My students are reading the fourth unit of study, Kids at Work by Russell Freedman.  Like the other Units of Study Sarah Collinge has written, Sarah has chosen a book that speaks to kids and gives them important issues to think and talk about.  Many of my students said they knew nothing about child labor and are glad they know about it now. Mary wrote, “…the problem that Lewis Hine saw was that people didn’t see how bad it is to have children doing monotonous jobs.  Also people were using children as cheap labor to raise profits.  Lewis Hine’s solution to this problem was to take photos and collect exact information about each child he took photos of.”   They admire Lewis Hine’s photographs and the work he did to change the lives of children.

This book is such a good book to follow Chains because they see kids like themselves doing work they have never imagined and they see that these kids are not that much different than Isabel, who was a slave. As students work through the Vocabulary packet for this book, they use people and ideas from Chains. Students spent time thinking and writing about the Declaration of Independence and how it applies to themselves, now they are thinking about the Declaration of Dependence and what it means to be a child.
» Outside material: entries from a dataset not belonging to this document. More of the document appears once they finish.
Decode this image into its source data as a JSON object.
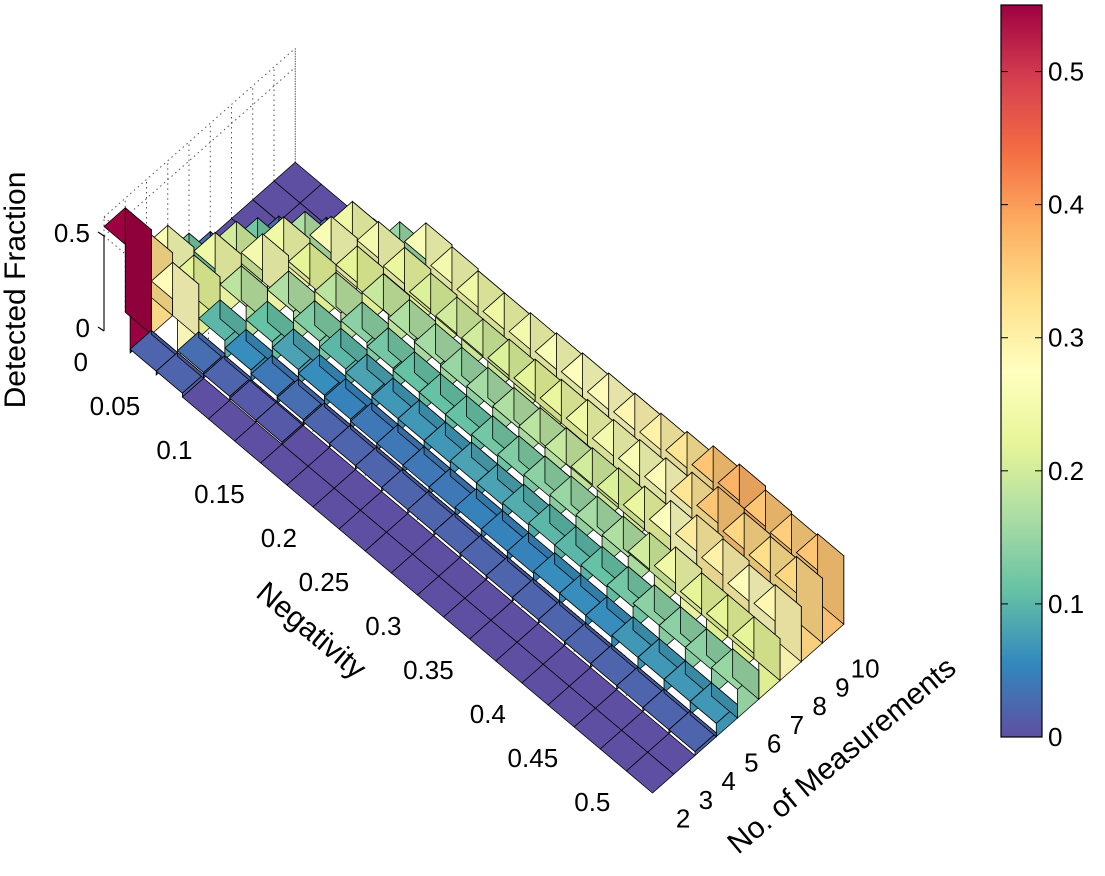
{
  "chart_data": {
    "type": "bar3d",
    "title": "",
    "xlabel": "No. of Measurements",
    "ylabel": "Negativity",
    "zlabel": "Detected Fraction",
    "x_ticks": [
      "2",
      "3",
      "4",
      "5",
      "6",
      "7",
      "8",
      "9",
      "10"
    ],
    "y_ticks": [
      "0",
      "0.05",
      "0.1",
      "0.15",
      "0.2",
      "0.25",
      "0.3",
      "0.35",
      "0.4",
      "0.45",
      "0.5"
    ],
    "z_ticks": [
      "0",
      "0.5"
    ],
    "zlim": [
      0,
      0.6
    ],
    "colormap": "spectral",
    "colorbar": {
      "ticks": [
        "0",
        "0.1",
        "0.2",
        "0.3",
        "0.4",
        "0.5"
      ],
      "range": [
        0,
        0.55
      ],
      "position": "right"
    },
    "grid": true,
    "x": [
      2,
      3,
      4,
      5,
      6,
      7,
      8,
      9,
      10
    ],
    "y": [
      0,
      0.025,
      0.05,
      0.075,
      0.1,
      0.125,
      0.15,
      0.175,
      0.2,
      0.225,
      0.25,
      0.275,
      0.3,
      0.325,
      0.35,
      0.375,
      0.4,
      0.425,
      0.45,
      0.475,
      0.5
    ],
    "values": [
      [
        0.55,
        0.33,
        0.26,
        0.12,
        0.03,
        0.0,
        0.0,
        0.0,
        0.0
      ],
      [
        0.02,
        0.28,
        0.22,
        0.24,
        0.2,
        0.12,
        0.03,
        0.0,
        0.0
      ],
      [
        0.02,
        0.03,
        0.1,
        0.18,
        0.25,
        0.24,
        0.17,
        0.04,
        0.0
      ],
      [
        0.0,
        0.02,
        0.06,
        0.11,
        0.17,
        0.22,
        0.26,
        0.24,
        0.05
      ],
      [
        0.0,
        0.01,
        0.04,
        0.08,
        0.13,
        0.18,
        0.22,
        0.25,
        0.15
      ],
      [
        0.0,
        0.01,
        0.03,
        0.06,
        0.1,
        0.14,
        0.19,
        0.23,
        0.26
      ],
      [
        0.0,
        0.0,
        0.02,
        0.05,
        0.08,
        0.12,
        0.17,
        0.21,
        0.25
      ],
      [
        0.0,
        0.0,
        0.02,
        0.04,
        0.07,
        0.11,
        0.16,
        0.2,
        0.24
      ],
      [
        0.0,
        0.0,
        0.02,
        0.04,
        0.07,
        0.11,
        0.15,
        0.2,
        0.24
      ],
      [
        0.0,
        0.0,
        0.02,
        0.04,
        0.07,
        0.11,
        0.16,
        0.21,
        0.25
      ],
      [
        0.0,
        0.0,
        0.02,
        0.04,
        0.08,
        0.12,
        0.17,
        0.22,
        0.26
      ],
      [
        0.0,
        0.0,
        0.02,
        0.05,
        0.08,
        0.13,
        0.18,
        0.23,
        0.27
      ],
      [
        0.0,
        0.0,
        0.02,
        0.05,
        0.09,
        0.14,
        0.19,
        0.24,
        0.28
      ],
      [
        0.0,
        0.0,
        0.02,
        0.05,
        0.1,
        0.15,
        0.2,
        0.25,
        0.29
      ],
      [
        0.0,
        0.0,
        0.02,
        0.06,
        0.1,
        0.16,
        0.21,
        0.26,
        0.3
      ],
      [
        0.0,
        0.0,
        0.02,
        0.06,
        0.11,
        0.17,
        0.23,
        0.28,
        0.32
      ],
      [
        0.0,
        0.0,
        0.02,
        0.06,
        0.12,
        0.2,
        0.27,
        0.32,
        0.36
      ],
      [
        0.0,
        0.0,
        0.02,
        0.07,
        0.14,
        0.24,
        0.31,
        0.36,
        0.38
      ],
      [
        0.0,
        0.0,
        0.02,
        0.07,
        0.14,
        0.22,
        0.3,
        0.34,
        0.36
      ],
      [
        0.0,
        0.0,
        0.02,
        0.07,
        0.14,
        0.22,
        0.28,
        0.33,
        0.35
      ],
      [
        0.0,
        0.0,
        0.02,
        0.07,
        0.15,
        0.22,
        0.29,
        0.34,
        0.36
      ]
    ]
  }
}
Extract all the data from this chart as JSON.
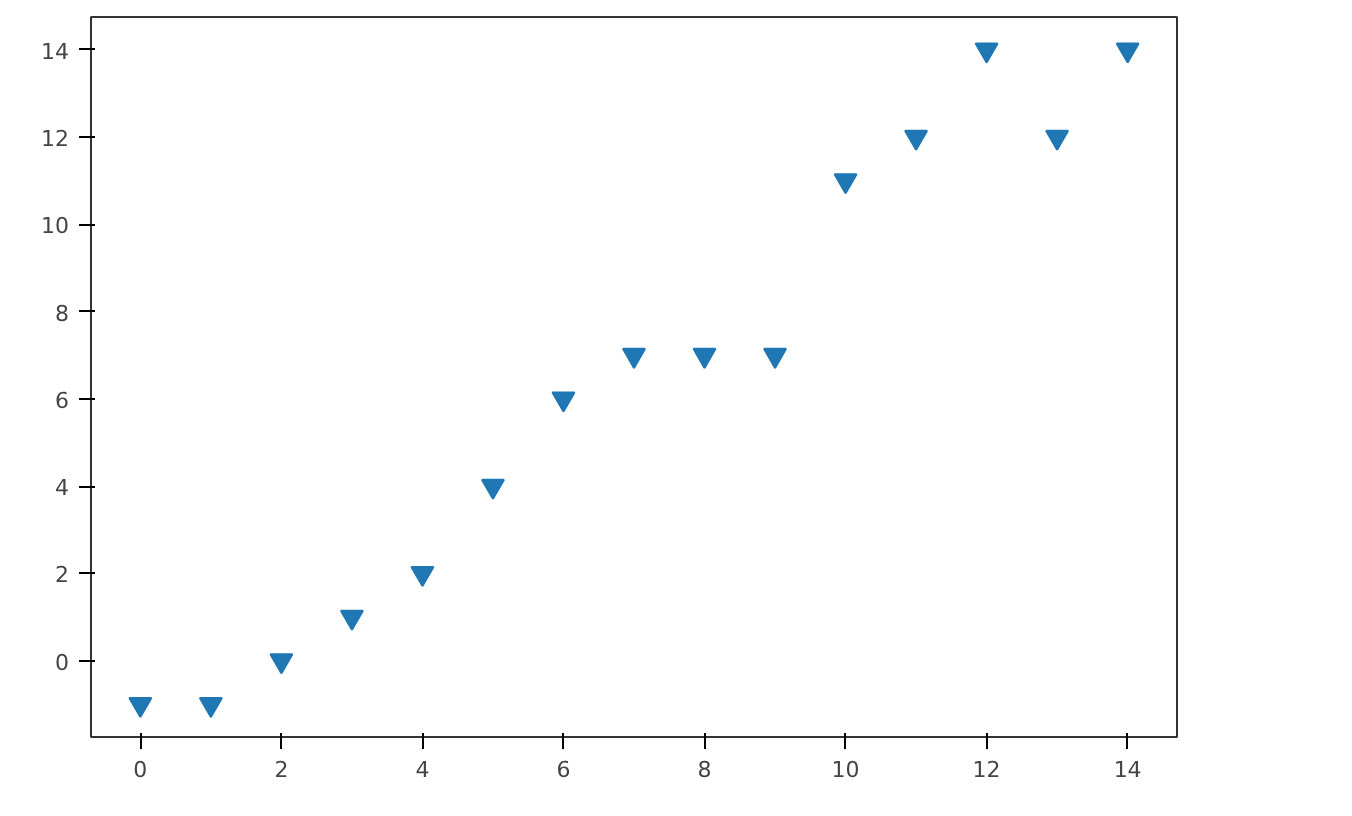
{
  "chart_data": {
    "type": "scatter",
    "x": [
      0,
      1,
      2,
      3,
      4,
      5,
      6,
      7,
      8,
      9,
      10,
      11,
      12,
      13,
      14
    ],
    "values": [
      -1,
      -1,
      0,
      1,
      2,
      4,
      6,
      7,
      7,
      7,
      11,
      12,
      14,
      12,
      14
    ],
    "color": "#1f77b4",
    "marker": "triangle_down",
    "xlim": [
      -0.7,
      14.7
    ],
    "ylim": [
      -1.75,
      14.75
    ],
    "xticks": [
      0,
      2,
      4,
      6,
      8,
      10,
      12,
      14
    ],
    "yticks": [
      0,
      2,
      4,
      6,
      8,
      10,
      12,
      14
    ],
    "grid": false
  }
}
Problem/Solution/Opinion Writing

One of the writing pieces we work on in this unit is Problem/Solution/Opinion.  My students had a lot to say about Kids at Work.

Delita wrote:

“The photo that really spoke to me was the photo on page 39. If you look closely you can see that the children here aren’t comfortable.  They don’t even have shoes!  The girls and boys look scared and tired.  The room the children are in is very messy.  I think they felt unequal.”

Mary wrote:

“I feel like the picture on page 50 shows how cruel and wrong child labor is because it tells how if you were small enough you could fall in and mangled or killed and if you stopped working you would get hit with a broom!  And in the picture the kids were all dirty and they only have a tiny place to sit in.  The kids don’t have clean air to breathe so they are breathing in that old dirty air and I be it is really hot in there because there is at least 45 kids all in the same room.  It is a very dangerous job for a kid!”

Elson wrote:

“The picture I picked shows a boy working in a mine.  He is greasy and slimy and the grease must be bad for his skin.  It could get into him mouth and it probably tastes gross!  The buckets might be too heavy for him and hurt his arms.  Lewis Hine was trying his best to help the kids by taking photos of children and how hard they worked and they hurt every day.”

Irista wrote:

“I feel so sad when I look at the picture on page 55.  I can see at least 6 children and glass all over the floor.  I read this part of the book and the picture of a boy working at a glass factory.  I can’t see his hands but I bet he has a lot of cuts on them because when you work with glass you can cut yourself very easily.  In one of the paragraphs it says that a factory worker would rather send his son to hell than work at the glass factory and that tells me that is was a pretty bad place to be.  Whoever said ‘Let the children work’ is a cruel and horrible person!”

One of the hard things for kids to understand is that the issues we have read and talked about in the Chains and Kids at Work, are still happening in our own country and around the world.  My students are very concerned that kids are still working long hours, in difficult conditions, and in dangerous jobs.  Melissa wrote, “I feel bad for the kids stuck in child labor and the pictures made me feel really sad.”

This book helps students to understand the laws that were passed to protect the rights of children and I think they get a better idea of how important their education is to their lives.  Lewis Hine’s photographs continue to tell a powerful story and touch the hearts of children and adults.